A simple function to check validity of chain is

    def is_valid(self):
        """Check the chain is valid."""
        for index, current_block in enumerate(self.chain[1:]):  # Skip the Genesis block
            previous_block = self.chain[index]  # because we skipped one block and the index is 1 less than actual index
            if current_block.hash != current_block.generate_hash(): # Check if the hash of current block is same as what is saved in it
                return False
            if current_block.previous_hash != previous_block.hash:  # Check if the hash of previous block is same as value stored in previous_hash
                return False
        return True

Now let us check if out chain is valid.

    print("Is valid", atemon_coin.is_valid())

It prints True. Now let us manipulate the blockchain and change the amount and generate the hash as follows:

    atemon_coin.chain[1].data = {"amount": 50}
    atemon_coin.chain[1].hash = atemon_coin.chain[1].generate_hash()

This will fail for obvious reasons. There are two major issues with this implementation. First is, anyone can create any number of block and attach to the block chain and flood our chain with blocks. Second is, anyone can use computers with super computing power can tamper the block and regenerate the hash for all blocks of the chain and manipulate it. To overcome this chance of hacking, the block chains use "Proof of work (PoW)" or "Proof of Stake". We will discuss them in detail in another bg post.
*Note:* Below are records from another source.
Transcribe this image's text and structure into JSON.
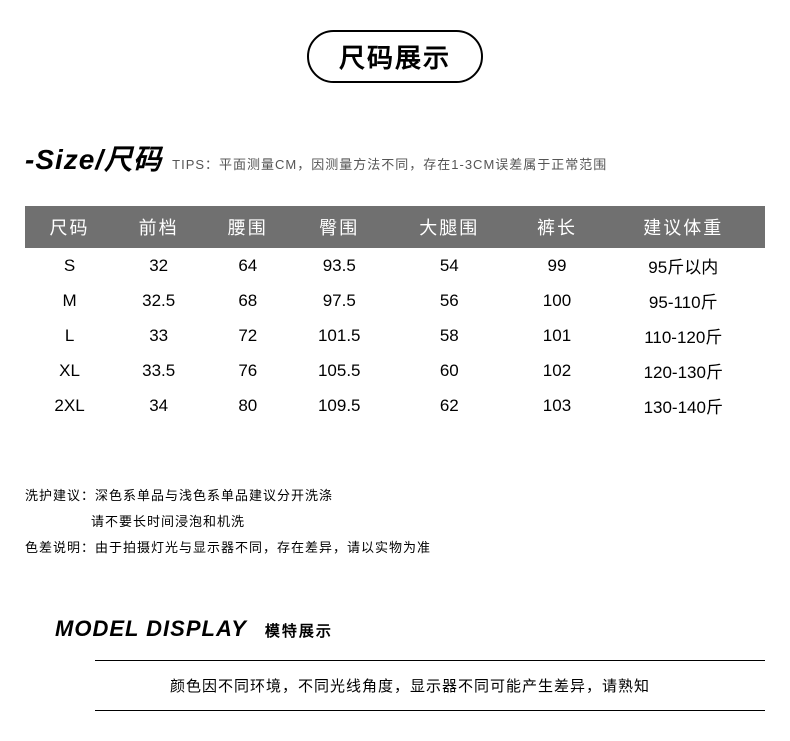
{
  "badge": "尺码展示",
  "sizeHeading": {
    "title": "-Size/尺码",
    "tipsLabel": "TIPS：",
    "tipsText": "平面测量CM，因测量方法不同，存在1-3CM误差属于正常范围"
  },
  "table": {
    "headers": [
      "尺码",
      "前档",
      "腰围",
      "臀围",
      "大腿围",
      "裤长",
      "建议体重"
    ],
    "rows": [
      [
        "S",
        "32",
        "64",
        "93.5",
        "54",
        "99",
        "95斤以内"
      ],
      [
        "M",
        "32.5",
        "68",
        "97.5",
        "56",
        "100",
        "95-110斤"
      ],
      [
        "L",
        "33",
        "72",
        "101.5",
        "58",
        "101",
        "110-120斤"
      ],
      [
        "XL",
        "33.5",
        "76",
        "105.5",
        "60",
        "102",
        "120-130斤"
      ],
      [
        "2XL",
        "34",
        "80",
        "109.5",
        "62",
        "103",
        "130-140斤"
      ]
    ]
  },
  "notes": {
    "wash": {
      "label": "洗护建议：",
      "line1": "深色系单品与浅色系单品建议分开洗涤",
      "line2": "请不要长时间浸泡和机洗"
    },
    "color": {
      "label": "色差说明：",
      "text": "由于拍摄灯光与显示器不同，存在差异，请以实物为准"
    }
  },
  "modelSection": {
    "titleEn": "MODEL DISPLAY",
    "titleCn": "模特展示",
    "note": "颜色因不同环境，不同光线角度，显示器不同可能产生差异，请熟知"
  },
  "colors": {
    "headerBg": "#707070",
    "headerText": "#ffffff",
    "bodyText": "#000000",
    "tipsText": "#555555",
    "background": "#ffffff"
  }
}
Full code with valiator is

"""Block chain example."""
# Block Chain

import hashlib
import json


class AtemonBlock(object):
    """The block for ATEMON Coin."""

    def __init__(self, index, timestamp, data, previous_hash=None):
        """Constructor for Block."""
        self.index = index
        self.timestamp = timestamp
        self.data = data
        self.previous_hash = previous_hash
        self.hash = self.generate_hash()

    def generate_hash(self):
        """Calculate hash of the block."""
        m = hashlib.sha256(
            "{index}{previous_hash}{timestamp}{data}".format(
                index=self.index,
                previous_hash=self.previous_hash,
                timestamp=self.timestamp,
                data=json.dumps(self.data)
            ).encode('utf-8')
        )
        return m.hexdigest()

    def __repr__(self):
        """Stringify for pretty printing."""
        return json.dumps({
            "index": self.index,
            "timestamp": self.timestamp,
            "data": self.data,
            "previous_hash": self.previous_hash,
            "hash": self.hash,
        })


class AtemonBlockChain(object):
    """The block chain for ATEMON coin."""

    def __init__(self):
        """Cunstructor for blockchain."""
        self.chain = [self.create_genesis_block()]
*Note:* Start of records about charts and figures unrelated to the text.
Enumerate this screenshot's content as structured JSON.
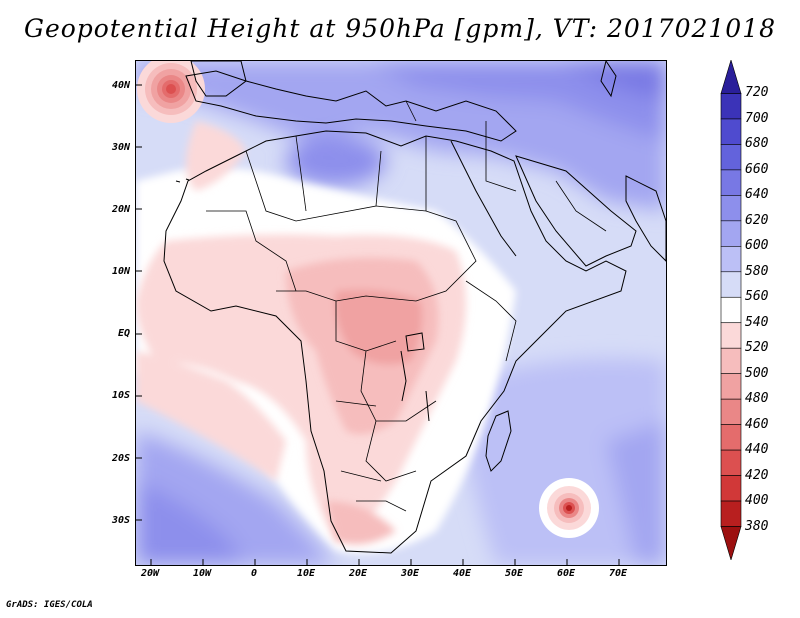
{
  "title": "Geopotential Height at 950hPa [gpm], VT: 2017021018",
  "credit": "GrADS: IGES/COLA",
  "map": {
    "lon_range": [
      -22,
      80
    ],
    "lat_range": [
      -37,
      45
    ],
    "lat_ticks": [
      {
        "value": 40,
        "label": "40N"
      },
      {
        "value": 30,
        "label": "30N"
      },
      {
        "value": 20,
        "label": "20N"
      },
      {
        "value": 10,
        "label": "10N"
      },
      {
        "value": 0,
        "label": "EQ"
      },
      {
        "value": -10,
        "label": "10S"
      },
      {
        "value": -20,
        "label": "20S"
      },
      {
        "value": -30,
        "label": "30S"
      }
    ],
    "lon_ticks": [
      {
        "value": -20,
        "label": "20W"
      },
      {
        "value": -10,
        "label": "10W"
      },
      {
        "value": 0,
        "label": "0"
      },
      {
        "value": 10,
        "label": "10E"
      },
      {
        "value": 20,
        "label": "20E"
      },
      {
        "value": 30,
        "label": "30E"
      },
      {
        "value": 40,
        "label": "40E"
      },
      {
        "value": 50,
        "label": "50E"
      },
      {
        "value": 60,
        "label": "60E"
      },
      {
        "value": 70,
        "label": "70E"
      }
    ],
    "features": [
      {
        "name": "low-center-northwest",
        "lon": -15,
        "lat": 39,
        "value": 400
      },
      {
        "name": "low-center-southeast",
        "lon": 61,
        "lat": -28,
        "value": 420
      }
    ]
  },
  "colorbar": {
    "levels": [
      720,
      700,
      680,
      660,
      640,
      620,
      600,
      580,
      560,
      540,
      520,
      500,
      480,
      460,
      440,
      420,
      400,
      380
    ],
    "colors": [
      "#2a1f9a",
      "#3b33b8",
      "#4f4bcf",
      "#6363dc",
      "#7878e4",
      "#8d8fec",
      "#a3a6f1",
      "#bcc0f6",
      "#d6dcf7",
      "#ffffff",
      "#fbd9d9",
      "#f6bdbd",
      "#f0a2a2",
      "#ea8787",
      "#e46c6c",
      "#dc5050",
      "#d13838",
      "#b81f1f",
      "#9c1010"
    ]
  }
}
    def create_genesis_block(self):
        """Create first block of the chain."""
        return AtemonBlock(0, "01/01/2018", "Genesis block for ATEMON Coin Chain", None)

    def get_last_block(self):
        """Get last block of the chain."""
        return self.chain[-1]

    def add_block(self, new_block):
        """Add new block to chain."""
        new_block.previous_hash = self.get_last_block().hash
        new_block.hash = new_block.generate_hash()
        self.chain.append(new_block)

    def is_valid(self):
        """Check the chain is valid."""
        for index, current_block in enumerate(self.chain[1:]):  # Skip the Genesis block
            previous_block = self.chain[index]  # because we skipped one block and the index is 1 less than actual index
            if current_block.hash != current_block.generate_hash():
                return False
            if current_block.previous_hash != previous_block.hash:
                return False
        return True

if __name__ == '__main__':
    import pprint  # Here because it is used only for boiler plate
    atemon_coin = AtemonBlockChain()
    atemon_coin.add_block(AtemonBlock(1, "02/01/2018", {"amount": 10}))
    atemon_coin.add_block(AtemonBlock(2, "04/01/2018", {"amount": 25}))

    print("Is valid", atemon_coin.is_valid())
    atemon_coin.chain[1].data = {"amount": 50}
    atemon_coin.chain[1].hash = atemon_coin.chain[1].generate_hash()

    print("Is valid", atemon_coin.is_valid())
    
    pp = pprint.PrettyPrinter(indent=4)
    pp.pprint(atemon_coin.chain)

I will be back soon with PoW for this example.